Documenting Southern Ethiopia

Author : Sophia Thubauville,Elias Alemu
Publisher : LIT Verlag Münster
Page : 120 pages
File Size : 44,9 Mb
Release : 2018-12
Category : Social Science
ISBN : 9783643910400

Get Book

Documenting Southern Ethiopia by Sophia Thubauville,Elias Alemu Pdf

Africa. II/1, 2020

Author : AA. VV.
Publisher : Viella Libreria Editrice
Page : 145 pages
File Size : 53,9 Mb
Release : 2020-03-18T18:06:00+01:00
Category : History
ISBN : 9788867286911

Get Book

Africa.
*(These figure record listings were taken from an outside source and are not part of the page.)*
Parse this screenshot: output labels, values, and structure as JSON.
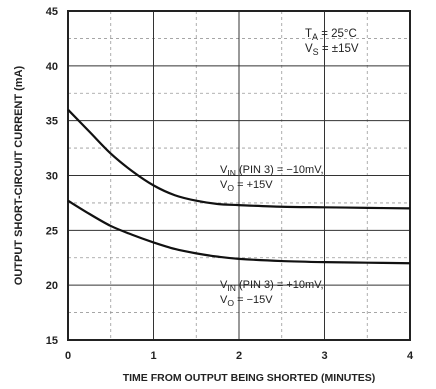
{
  "chart_data": {
    "type": "line",
    "xlabel": "TIME FROM OUTPUT BEING SHORTED (MINUTES)",
    "ylabel": "OUTPUT SHORT-CIRCUIT CURRENT (mA)",
    "xlim": [
      0,
      4
    ],
    "ylim": [
      15,
      45
    ],
    "x_ticks": [
      0,
      1,
      2,
      3,
      4
    ],
    "y_ticks": [
      15,
      20,
      25,
      30,
      35,
      40,
      45
    ],
    "grid": true,
    "conditions": [
      {
        "main": "T",
        "sub": "A",
        "rest": " = 25°C"
      },
      {
        "main": "V",
        "sub": "S",
        "rest": " = ±15V"
      }
    ],
    "series": [
      {
        "label_line1": {
          "main": "V",
          "sub": "IN",
          "rest": " (PIN 3) = −10mV,"
        },
        "label_line2": {
          "main": "V",
          "sub": "O",
          "rest": " = +15V"
        },
        "x": [
          0,
          0.25,
          0.5,
          0.75,
          1.0,
          1.25,
          1.5,
          1.75,
          2.0,
          2.5,
          3.0,
          3.5,
          4.0
        ],
        "y": [
          36.0,
          34.0,
          32.0,
          30.4,
          29.1,
          28.2,
          27.7,
          27.4,
          27.3,
          27.15,
          27.1,
          27.05,
          27.0
        ]
      },
      {
        "label_line1": {
          "main": "V",
          "sub": "IN",
          "rest": " (PIN 3) = +10mV,"
        },
        "label_line2": {
          "main": "V",
          "sub": "O",
          "rest": " = −15V"
        },
        "x": [
          0,
          0.25,
          0.5,
          0.75,
          1.0,
          1.25,
          1.5,
          1.75,
          2.0,
          2.5,
          3.0,
          3.5,
          4.0
        ],
        "y": [
          27.7,
          26.5,
          25.4,
          24.6,
          23.9,
          23.3,
          22.9,
          22.6,
          22.4,
          22.2,
          22.1,
          22.05,
          22.0
        ]
      }
    ]
  }
}
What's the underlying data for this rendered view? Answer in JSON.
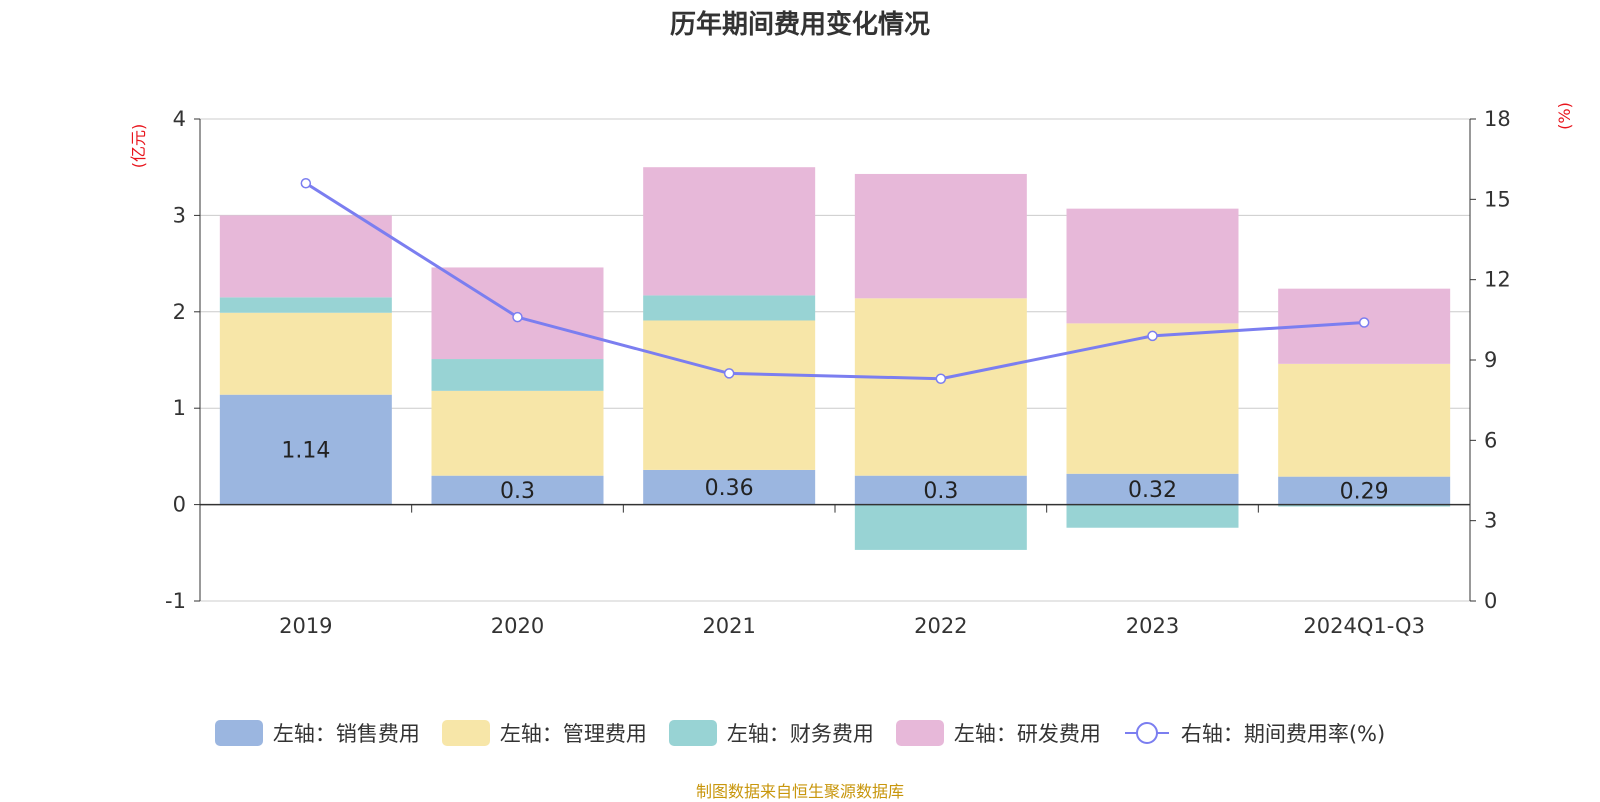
{
  "title": "历年期间费用变化情况",
  "source": "制图数据来自恒生聚源数据库",
  "chart_data": {
    "type": "bar",
    "stacked": true,
    "categories": [
      "2019",
      "2020",
      "2021",
      "2022",
      "2023",
      "2024Q1-Q3"
    ],
    "left_axis": {
      "unit": "(亿元)",
      "ylim": [
        -1,
        4
      ],
      "ticks": [
        "-1",
        "0",
        "1",
        "2",
        "3",
        "4"
      ]
    },
    "right_axis": {
      "unit": "(%)",
      "ylim": [
        0,
        18
      ],
      "ticks": [
        "0",
        "3",
        "6",
        "9",
        "12",
        "15",
        "18"
      ]
    },
    "series": [
      {
        "name": "左轴：销售费用",
        "color": "#9bb6e0",
        "values": [
          1.14,
          0.3,
          0.36,
          0.3,
          0.32,
          0.29
        ],
        "labels": [
          "1.14",
          "0.3",
          "0.36",
          "0.3",
          "0.32",
          "0.29"
        ]
      },
      {
        "name": "左轴：管理费用",
        "color": "#f7e6a8",
        "values": [
          0.85,
          0.88,
          1.55,
          1.84,
          1.56,
          1.17
        ]
      },
      {
        "name": "左轴：财务费用",
        "color": "#98d3d4",
        "values": [
          0.16,
          0.33,
          0.26,
          -0.47,
          -0.24,
          -0.02
        ]
      },
      {
        "name": "左轴：研发费用",
        "color": "#e7b8d9",
        "values": [
          0.85,
          0.95,
          1.33,
          1.29,
          1.19,
          0.78
        ]
      }
    ],
    "line": {
      "name": "右轴：期间费用率(%)",
      "color": "#7b7ef0",
      "values": [
        15.6,
        10.6,
        8.5,
        8.3,
        9.9,
        10.4
      ]
    },
    "grid": true,
    "legend_position": "bottom"
  }
}
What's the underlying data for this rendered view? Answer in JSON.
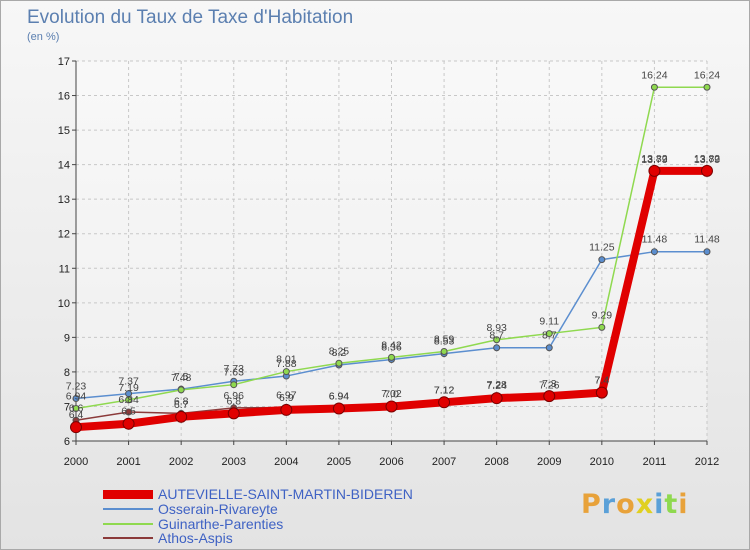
{
  "chart_data": {
    "type": "line",
    "title": "Evolution du Taux de Taxe d'Habitation",
    "subtitle": "(en %)",
    "x": [
      "2000",
      "2001",
      "2002",
      "2003",
      "2004",
      "2005",
      "2006",
      "2007",
      "2008",
      "2009",
      "2010",
      "2011",
      "2012"
    ],
    "ylim": [
      6,
      17
    ],
    "yticks": [
      "6",
      "7",
      "8",
      "9",
      "10",
      "11",
      "12",
      "13",
      "14",
      "15",
      "16",
      "17"
    ],
    "grid": true,
    "legend_position": "bottom-left",
    "series": [
      {
        "name": "AUTEVIELLE-SAINT-MARTIN-BIDEREN",
        "color": "#e00000",
        "values": [
          6.4,
          6.5,
          6.7,
          6.8,
          6.9,
          6.94,
          7.0,
          7.12,
          7.24,
          7.3,
          7.4,
          13.82,
          13.82
        ]
      },
      {
        "name": "Osserain-Rivareyte",
        "color": "#5b8ecf",
        "values": [
          7.23,
          7.37,
          7.5,
          7.73,
          7.88,
          8.2,
          8.36,
          8.53,
          8.7,
          8.7,
          11.25,
          11.48,
          11.48
        ]
      },
      {
        "name": "Guinarthe-Parenties",
        "color": "#8fd94f",
        "values": [
          6.94,
          7.19,
          7.48,
          7.63,
          8.01,
          8.25,
          8.42,
          8.59,
          8.93,
          9.11,
          9.29,
          16.24,
          16.24
        ]
      },
      {
        "name": "Athos-Aspis",
        "color": "#8b3a3a",
        "values": [
          6.6,
          6.84,
          6.8,
          6.96,
          6.97,
          6.94,
          7.02,
          7.12,
          7.28,
          7.26,
          7.4,
          13.79,
          13.79
        ]
      }
    ],
    "point_labels": {
      "AUTEVIELLE-SAINT-MARTIN-BIDEREN": [
        "6.4",
        "6.5",
        "6.7",
        "6.8",
        "6.9",
        "6.94",
        "7.0",
        "7.12",
        "7.24",
        "7.3",
        "7.4",
        "13.82",
        "13.82"
      ],
      "Osserain-Rivareyte": [
        "7.23",
        "7.37",
        "7.5",
        "7.73",
        "7.88",
        "8.2",
        "8.36",
        "8.53",
        "8.7",
        "8.7",
        "11.25",
        "11.48",
        "11.48"
      ],
      "Guinarthe-Parenties": [
        "6.94",
        "7.19",
        "7.48",
        "7.63",
        "8.01",
        "8.25",
        "8.42",
        "8.59",
        "8.93",
        "9.11",
        "9.29",
        "16.24",
        "16.24"
      ],
      "Athos-Aspis": [
        "6.6",
        "6.84",
        "6.8",
        "6.96",
        "6.97",
        "6.94",
        "7.02",
        "7.12",
        "7.28",
        "7.26",
        "7.4",
        "13.79",
        "13.79"
      ]
    }
  },
  "legend": {
    "items": [
      {
        "label": "AUTEVIELLE-SAINT-MARTIN-BIDEREN",
        "color": "#e00000"
      },
      {
        "label": "Osserain-Rivareyte",
        "color": "#5b8ecf"
      },
      {
        "label": "Guinarthe-Parenties",
        "color": "#8fd94f"
      },
      {
        "label": "Athos-Aspis",
        "color": "#8b3a3a"
      }
    ]
  },
  "logo": {
    "text": "Proxiti",
    "colors": [
      "#e8a23a",
      "#5aa0d8",
      "#e8a23a",
      "#e0d020",
      "#5aa0d8",
      "#8fd94f",
      "#e8a23a"
    ]
  }
}
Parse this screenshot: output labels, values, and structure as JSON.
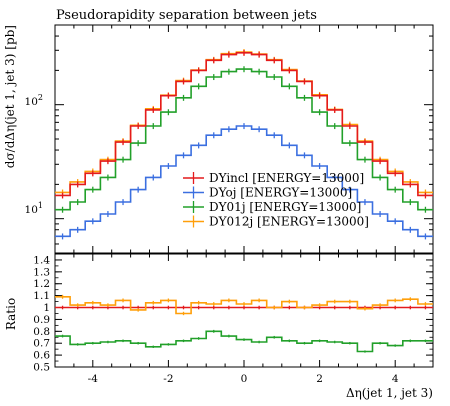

II/1, 2020 by AA. VV. Pdf

Articoli / Articles Jon Abbink, On “Good Governance”: Towards Reconciling State and Vernacular Views in Southwest Ethiopia Erika Grasso, Mapping a “Far Away” Town: Ethnic Boundaries and Everyday Life in Marsabit (Northern Kenya) Rosanna Tramutoli, A Sociolinguistic Description of Gíing’áwêakshòoda: A Register of Respect Among Barbaig Speakers in Tanzania Alice Bellagamba and Marco Gardini, What is a “Slave”? Neo-Abolitionism and the Shifting Meanings of Slavery in Two African Contexts (Highlands of Madagascar, Southern Senegal) Joanna Lewis, Dynasties and Decolonization: Chieftaincy, Politics and the Use of History at the Victoria Falls, from the Precolonial to the Post-independence Period Tom McCaskie, Alcohol and the Travails of Asantehene Osei Yaw Autori / Contributors

Understanding Contemporary Ethiopia

Author : Gérard Prunier,Éloi Ficquet
Publisher : Oxford University Press
Page : 416 pages
File Size : 44,9 Mb
Release : 2015-09-15
Category : History
ISBN : 9781849046183

Get Book

Understanding Contemporary Ethiopia by Gérard Prunier,Éloi Ficquet Pdf

When we think of Ethiopia we tend to think in cliches: Solomon and the Queen of Sheba, the Falasha Jews, the epic reign of Emperor Haile Selassie, the Communist Revolution, famine and civil war. Among the countries of Africa it has a high profile yet is poorly known. How- ever all cliches contain within them a kernel of truth, and occlude much more. Today's Ethiopia (and its painfully liberated sister state of Eritrea) are largely obscured by these mythical views and a secondary literature that is partial or propagandist. Moreover there have been few attempts to offer readers a comprehensive overview of the country's recent history, politics and culture that goes beyond the usual guidebook fare. Understanding Contemporary Ethiopia seeks to do just that, presenting a measured, detailed and systematic analysis of the main features of this unique country, now building on the foundations of a magical and tumultuous past as it struggles to emerge in the modern world on its own terms.